Comments and Console outage Incident Report

Event Details

On August 21st starting at 6:30 EDT the V3 Conversation services started to show degraded API responses and shortly after became unresponsive. Impacted by this, the Settings service and admin console dashboard also become inaccessible due to inability to login.

Incident Root Cause

The outage was triggered by an unscheduled spike - 15 times the normal average traffic on our comments services. A previous product update bypassed the comments count API caching. With the traffic spike which was above the provisioned 5x autoscaling some commenting and settings services were overloaded.

Incident Impact

From 6:30am till 10:00am EDT the comments widget intermittently failed to load. In the course of correcting this, an additional outage affecting our admin console occurred from approx 9:10am until 9:40am, during which time it was inaccessible intermittently.

Resolution Details

The compute capacity was increased and the database size was quadrupled to handle the traffic.

Incident Prevention Action(s)

We have made significant improvements to the comments count widget to prevent such service exhaustion. These improvements include optimization of API calls the tool makes (reduced by 50%) as well as caching the APIs to ensure significant reduction of load on the data stores. We also have established new procedures to prescale our infrastructure when significant spikes are expected.

We ensured the stability of our services and impact of above improvements on our scalability by extensively stress testing all services beyond the loads that caused the outage.

‌

(download this report in PDF format)

Posted Sep 08, 2020 - 10:49 EDT

Resolved

The incident has been resolved. All systems are fully operational.

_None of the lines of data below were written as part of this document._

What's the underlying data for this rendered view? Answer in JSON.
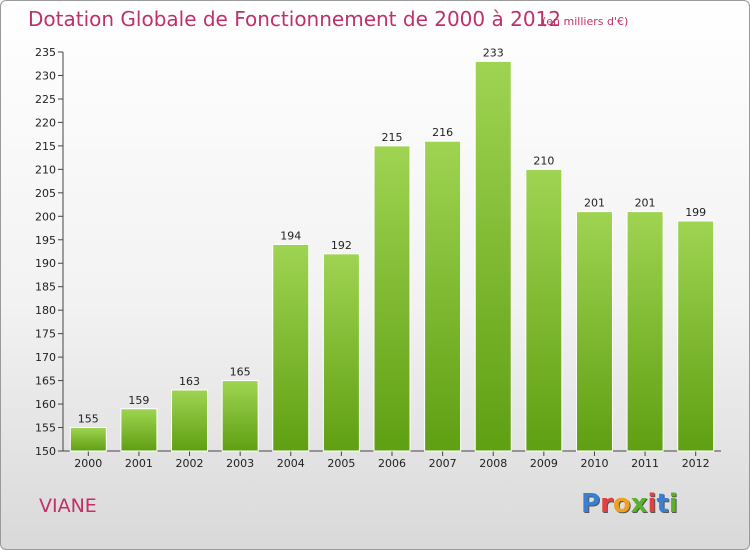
{
  "header": {
    "title": "Dotation Globale de Fonctionnement de 2000 à 2012",
    "subtitle": "(en milliers d'€)"
  },
  "commune": "VIANE",
  "logo": {
    "text": "Proxiti",
    "letter_colors": [
      "#3a7fd0",
      "#e04040",
      "#f0a020",
      "#5bb030",
      "#e04040",
      "#3a7fd0",
      "#5bb030"
    ]
  },
  "colors": {
    "accent": "#c0306a",
    "bar_light": "#9fd452",
    "bar_dark": "#5f9f12"
  },
  "chart_data": {
    "type": "bar",
    "title": "Dotation Globale de Fonctionnement de 2000 à 2012",
    "subtitle": "(en milliers d'€)",
    "categories": [
      "2000",
      "2001",
      "2002",
      "2003",
      "2004",
      "2005",
      "2006",
      "2007",
      "2008",
      "2009",
      "2010",
      "2011",
      "2012"
    ],
    "values": [
      155,
      159,
      163,
      165,
      194,
      192,
      215,
      216,
      233,
      210,
      201,
      201,
      199
    ],
    "ylim": [
      150,
      235
    ],
    "yticks": [
      150,
      155,
      160,
      165,
      170,
      175,
      180,
      185,
      190,
      195,
      200,
      205,
      210,
      215,
      220,
      225,
      230,
      235
    ],
    "xlabel": "",
    "ylabel": "",
    "grid": false
  }
}
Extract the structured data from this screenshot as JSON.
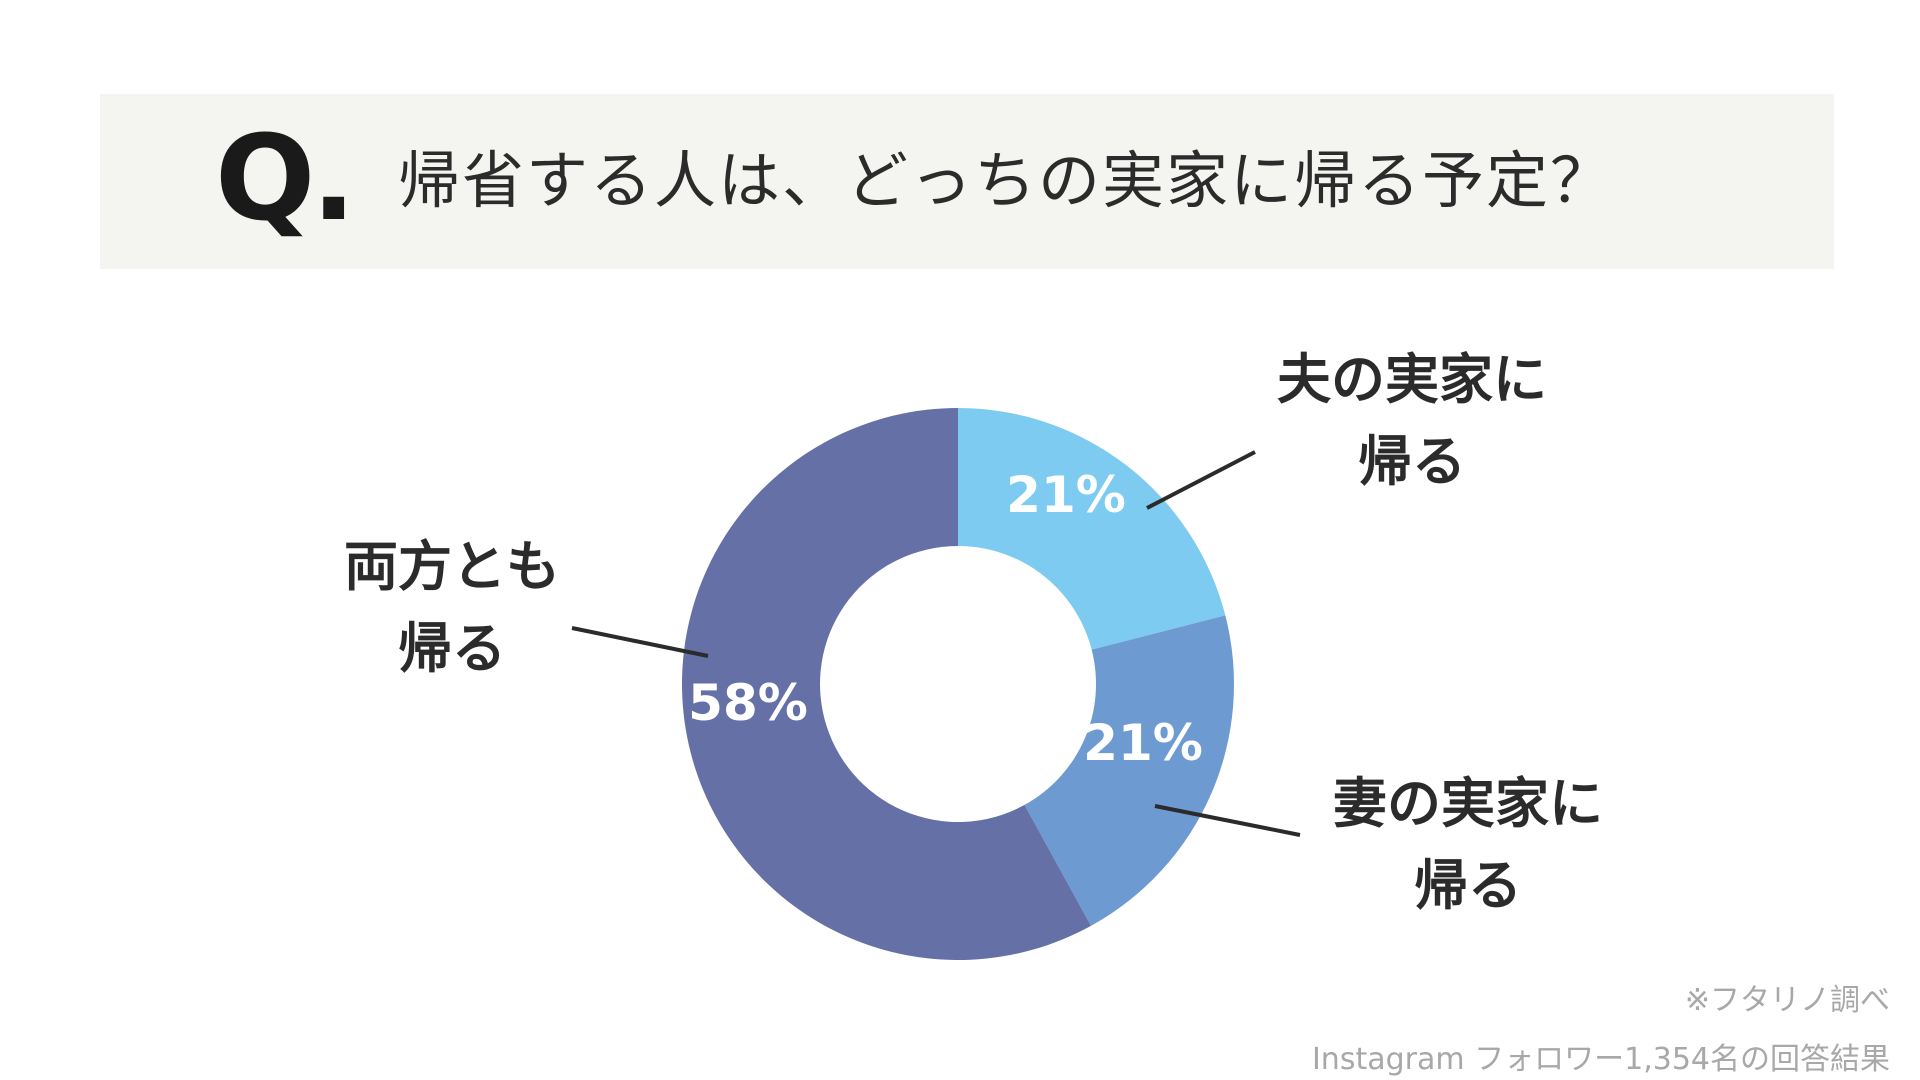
{
  "header": {
    "q_mark": "Q.",
    "question": "帰省する人は、どっちの実家に帰る予定？"
  },
  "chart_data": {
    "type": "pie",
    "donut": true,
    "title": "帰省する人は、どっちの実家に帰る予定？",
    "slices": [
      {
        "label_lines": [
          "夫の実家に",
          "帰る"
        ],
        "value": 21,
        "value_label": "21%",
        "color": "#7ecbf2"
      },
      {
        "label_lines": [
          "妻の実家に",
          "帰る"
        ],
        "value": 21,
        "value_label": "21%",
        "color": "#6d9bd1"
      },
      {
        "label_lines": [
          "両方とも",
          "帰る"
        ],
        "value": 58,
        "value_label": "58%",
        "color": "#6470a6"
      }
    ],
    "start_angle_deg": 0,
    "direction": "clockwise",
    "label_color": "#2b2b2b",
    "value_label_color": "#ffffff"
  },
  "footnotes": {
    "source": "※フタリノ調べ",
    "sample": "Instagram フォロワー1,354名の回答結果"
  }
}
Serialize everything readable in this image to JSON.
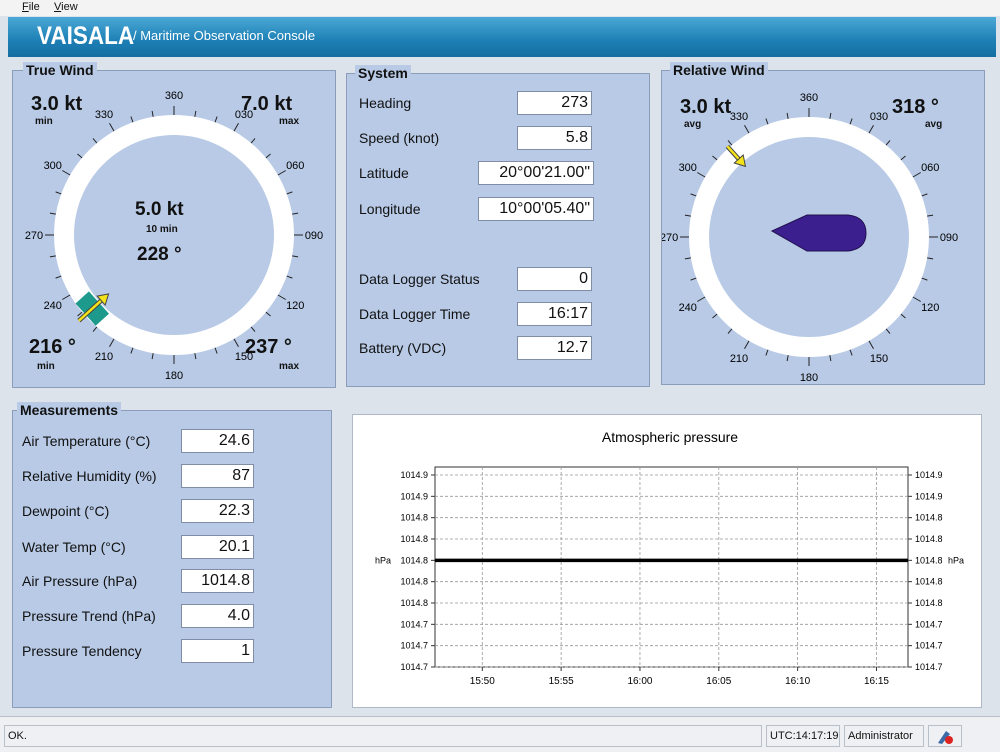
{
  "menu": {
    "file": "File",
    "view": "View"
  },
  "header": {
    "logo": "VAISALA",
    "title": "/ Maritime Observation Console"
  },
  "true_wind": {
    "title": "True Wind",
    "min_speed": "3.0 kt",
    "min_speed_label": "min",
    "max_speed": "7.0 kt",
    "max_speed_label": "max",
    "avg_speed": "5.0 kt",
    "avg_speed_label": "10 min",
    "avg_dir": "228 °",
    "min_dir": "216 °",
    "min_dir_label": "min",
    "max_dir": "237 °",
    "max_dir_label": "max",
    "compass_labels": [
      "360",
      "030",
      "060",
      "090",
      "120",
      "150",
      "180",
      "210",
      "240",
      "270",
      "300",
      "330"
    ],
    "arrow_direction_deg": 228
  },
  "system": {
    "title": "System",
    "rows": [
      {
        "label": "Heading",
        "value": "273"
      },
      {
        "label": "Speed (knot)",
        "value": "5.8"
      },
      {
        "label": "Latitude",
        "value": "20°00'21.00\""
      },
      {
        "label": "Longitude",
        "value": "10°00'05.40\""
      },
      {
        "label": "Data Logger Status",
        "value": "0"
      },
      {
        "label": "Data Logger Time",
        "value": "16:17"
      },
      {
        "label": "Battery (VDC)",
        "value": "12.7"
      }
    ]
  },
  "relative_wind": {
    "title": "Relative Wind",
    "avg_speed": "3.0 kt",
    "avg_speed_label": "avg",
    "avg_dir": "318 °",
    "avg_dir_label": "avg",
    "compass_labels": [
      "360",
      "030",
      "060",
      "090",
      "120",
      "150",
      "180",
      "210",
      "240",
      "270",
      "300",
      "330"
    ],
    "arrow_direction_deg": 318
  },
  "measurements": {
    "title": "Measurements",
    "rows": [
      {
        "label": "Air Temperature (°C)",
        "value": "24.6"
      },
      {
        "label": "Relative Humidity (%)",
        "value": "87"
      },
      {
        "label": "Dewpoint (°C)",
        "value": "22.3"
      },
      {
        "label": "Water Temp (°C)",
        "value": "20.1"
      },
      {
        "label": "Air Pressure (hPa)",
        "value": "1014.8"
      },
      {
        "label": "Pressure Trend (hPa)",
        "value": "4.0"
      },
      {
        "label": "Pressure Tendency",
        "value": "1"
      }
    ]
  },
  "chart_data": {
    "type": "line",
    "title": "Atmospheric pressure",
    "ylabel": "hPa",
    "y_ticks": [
      "1014.9",
      "1014.9",
      "1014.8",
      "1014.8",
      "1014.8",
      "1014.8",
      "1014.8",
      "1014.7",
      "1014.7",
      "1014.7"
    ],
    "x_ticks": [
      "15:50",
      "15:55",
      "16:00",
      "16:05",
      "16:10",
      "16:15"
    ],
    "x_range": [
      "15:47",
      "16:17"
    ],
    "series": [
      {
        "x": [
          "15:47",
          "16:17"
        ],
        "values": [
          1014.8,
          1014.8
        ]
      }
    ],
    "ylim": [
      1014.7,
      1014.9
    ],
    "grid": true
  },
  "status": {
    "message": "OK.",
    "utc": "UTC:14:17:19",
    "user": "Administrator"
  }
}
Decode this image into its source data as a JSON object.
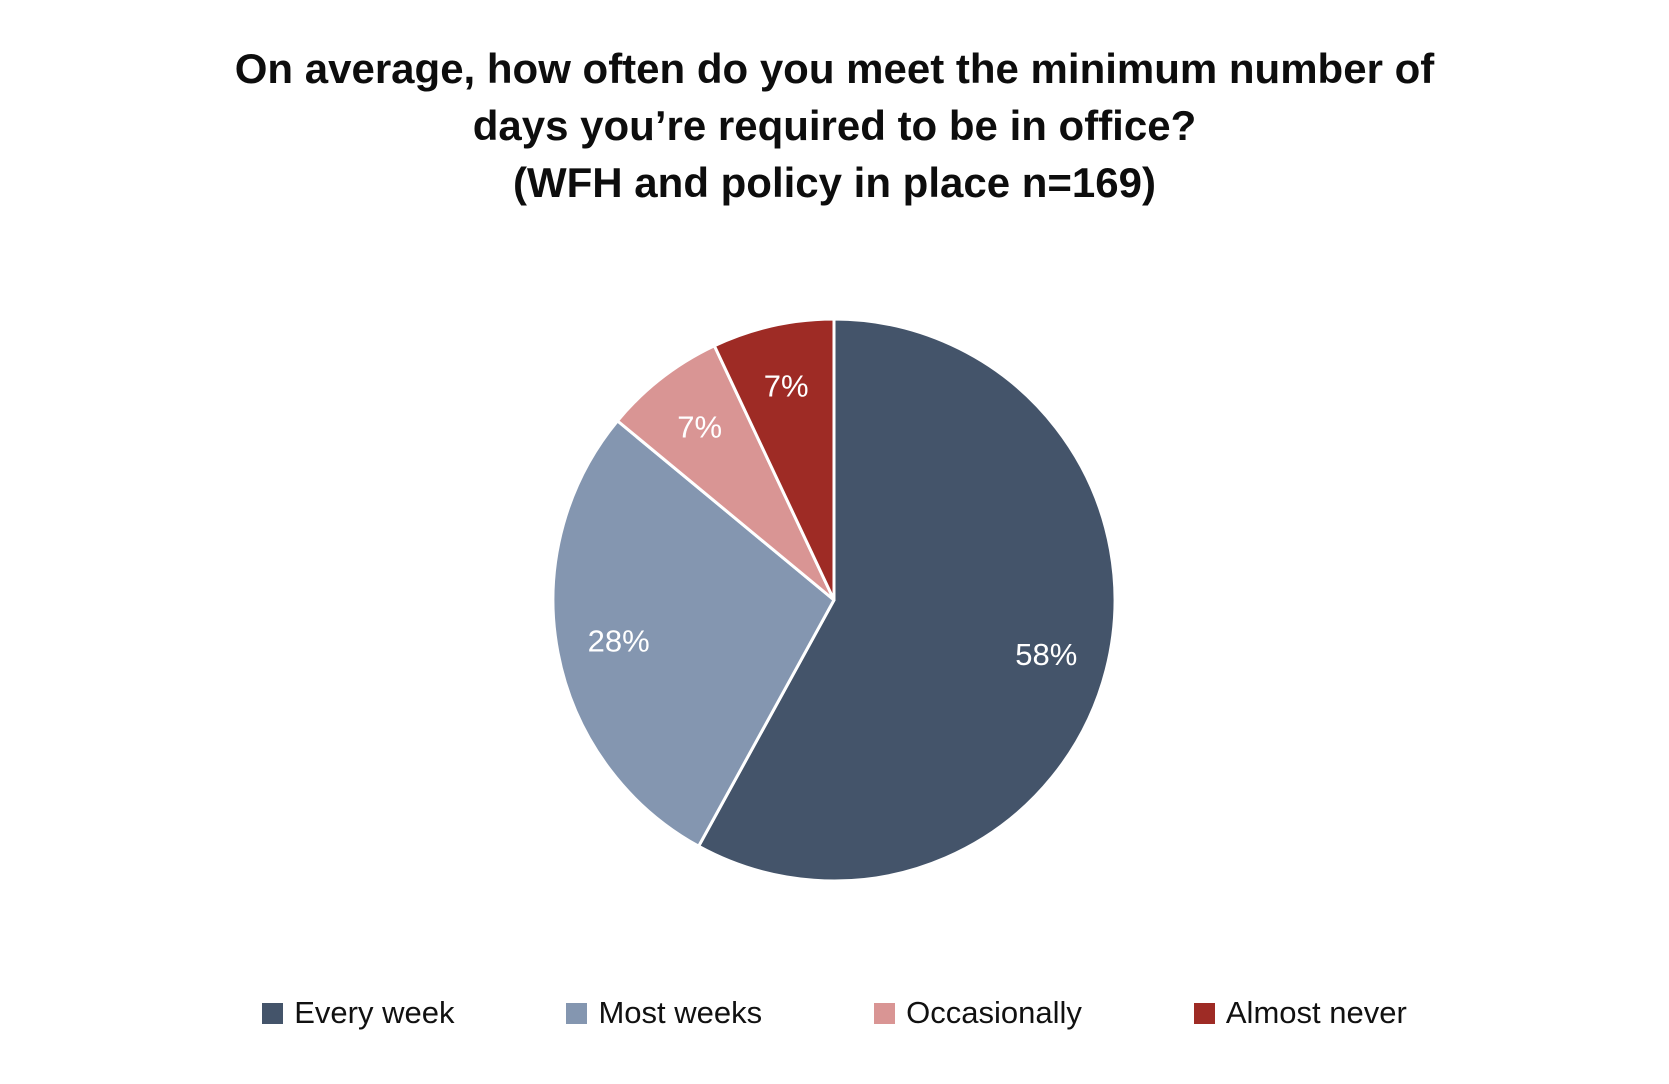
{
  "title": {
    "lines": [
      "On average, how often do you meet the minimum number of",
      "days you’re required to be in office?",
      "(WFH and policy in place n=169)"
    ]
  },
  "chart_data": {
    "type": "pie",
    "title": "On average, how often do you meet the minimum number of days you’re required to be in office? (WFH and policy in place n=169)",
    "categories": [
      "Every week",
      "Most weeks",
      "Occasionally",
      "Almost never"
    ],
    "values": [
      58,
      28,
      7,
      7
    ],
    "unit": "percent",
    "data_labels": [
      "58%",
      "28%",
      "7%",
      "7%"
    ],
    "colors": [
      "#44546A",
      "#8496B0",
      "#D99594",
      "#9E2B25"
    ],
    "slice_border_color": "#FFFFFF",
    "label_color": "#FFFFFF",
    "start_angle_deg": 0,
    "direction": "clockwise",
    "legend_position": "bottom",
    "label_radius_fraction": 0.78
  },
  "legend": {
    "items": [
      {
        "label": "Every week",
        "color": "#44546A"
      },
      {
        "label": "Most weeks",
        "color": "#8496B0"
      },
      {
        "label": "Occasionally",
        "color": "#D99594"
      },
      {
        "label": "Almost never",
        "color": "#9E2B25"
      }
    ]
  }
}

Posted Aug 21, 2020 - 11:51 EDT

Monitoring

A new fix has been implemented to restore systems to full operations. Our team is monitoring the results.

Posted Aug 21, 2020 - 10:30 EDT

Investigating

We are still experiencing degraded performance. Our team is investigating and working to restore our systems to full operations. Users may encounter issues trying to log in or engage in the conversations widget (V3).

Posted Aug 21, 2020 - 09:47 EDT

Update

We are continuing to monitor for any further issues.

Posted Aug 21, 2020 - 09:41 EDT

Monitoring

A fix has been implemented and all systems are restored to full operations. Our team is monitoring the results.

Posted Aug 21, 2020 - 08:41 EDT

Investigating

We are experiencing unexpected degraded performance and we are working to restore our systems to full operations. Users may encounter issues trying to log in or engage in the conversations widget (V3).

Posted Aug 21, 2020 - 07:48 EDT

This incident affected: API, Management Portal, and Engagement tools.